Atualmente, o que se vê ao entrar no Xbox Operations Center é, como colocou a Polygon, um enorme teatro que se parece muito com o Controle de Missões da NASA, a agência espacial estadunidense. Há dezenas de pessoas, todas com três monitores disponíveis — um para a rede da Microsoft, outro para a rede do Xbox e o terceiro com funções variadas. Algo bem distante do início em 2000, portanto.

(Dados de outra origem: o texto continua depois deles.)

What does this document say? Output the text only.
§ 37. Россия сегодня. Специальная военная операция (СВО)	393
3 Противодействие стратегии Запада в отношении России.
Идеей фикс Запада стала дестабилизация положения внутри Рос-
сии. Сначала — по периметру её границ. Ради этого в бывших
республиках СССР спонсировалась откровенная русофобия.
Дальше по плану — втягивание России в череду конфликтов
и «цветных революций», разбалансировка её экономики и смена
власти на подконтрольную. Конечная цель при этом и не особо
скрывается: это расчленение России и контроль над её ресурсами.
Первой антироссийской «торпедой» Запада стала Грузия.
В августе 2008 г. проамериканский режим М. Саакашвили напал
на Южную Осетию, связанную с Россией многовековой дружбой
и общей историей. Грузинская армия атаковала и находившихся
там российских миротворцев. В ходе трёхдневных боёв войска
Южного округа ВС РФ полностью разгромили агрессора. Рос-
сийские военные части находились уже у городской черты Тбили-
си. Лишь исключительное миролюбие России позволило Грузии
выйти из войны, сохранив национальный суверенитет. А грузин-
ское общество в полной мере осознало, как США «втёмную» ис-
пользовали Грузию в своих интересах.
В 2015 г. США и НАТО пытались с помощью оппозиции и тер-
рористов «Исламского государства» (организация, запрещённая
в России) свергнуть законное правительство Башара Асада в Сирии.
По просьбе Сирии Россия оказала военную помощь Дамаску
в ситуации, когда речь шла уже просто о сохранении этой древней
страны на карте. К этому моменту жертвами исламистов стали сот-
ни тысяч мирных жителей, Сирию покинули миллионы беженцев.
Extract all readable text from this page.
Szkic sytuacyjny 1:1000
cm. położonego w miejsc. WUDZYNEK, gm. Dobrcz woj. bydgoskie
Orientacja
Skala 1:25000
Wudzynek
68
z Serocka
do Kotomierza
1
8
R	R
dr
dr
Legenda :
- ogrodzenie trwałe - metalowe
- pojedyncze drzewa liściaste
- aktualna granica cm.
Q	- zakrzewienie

O desafio da Segunda Geração

Se o lançamento do primeiro Xbox e das bases da Xbox LIVE foram patrocinados pelo conhecimento e também por certo senso de oportunidade da Microsoft, com a chegada do Xbox 360 o sistema realmente chegou a outro patamar — cujo desafio se estende, chegando até o novíssimo espaço social multimídia disponível no Xbox One.

Mas isso certamente não foi fácil. Afinal, uma geração já havia sido suficiente para que a Sony, por exemplo, acertasse certo descompasso em relação às suas infraestruturas online — já que, convenhamos, o acesso à grande rede jamais chegou a vingar com o PlayStation 2. É claro que havia a vantagem de que os novos consoles já trariam a Xbox LIVE devidamente integrada — formando um único produto com o Xbox.

“A fim de fazer com que o Xbox 360 mostrasse a que veio, você precisava estar conectado; era ali que os seus amigos estavam”, lembrou o icônico Larry “Major Nelson” Hryb à Polygon, delineando o que seria a aposta da Microsoft para o futuro. “Eu me lembro de todos esses momentos, quando nós atualizávamos o sistema e novos jogos podiam ser lançados e nós nos esforçávamos para manter tudo funcionando.”

“A Xbox LIVE foi um dos primeiros sistemas em que as pessoas nos pagavam por serviços prestados pela Microsoft”, diz Hryb. “Eu acredito que nós demos o tom para os serviços pagos para toda a companhia”, ele acrescenta, aludindo a uma prática que se tornou cada vez mais comum na empresa.

De fato, longe do seu início modesto, a Xbox LIVE hoje não apenas agrega diversas funcionalidades e serviços como nem mesmo se mantém restrita ao Xbox. É de se imaginar quais serão os próximos passos do “azarão”.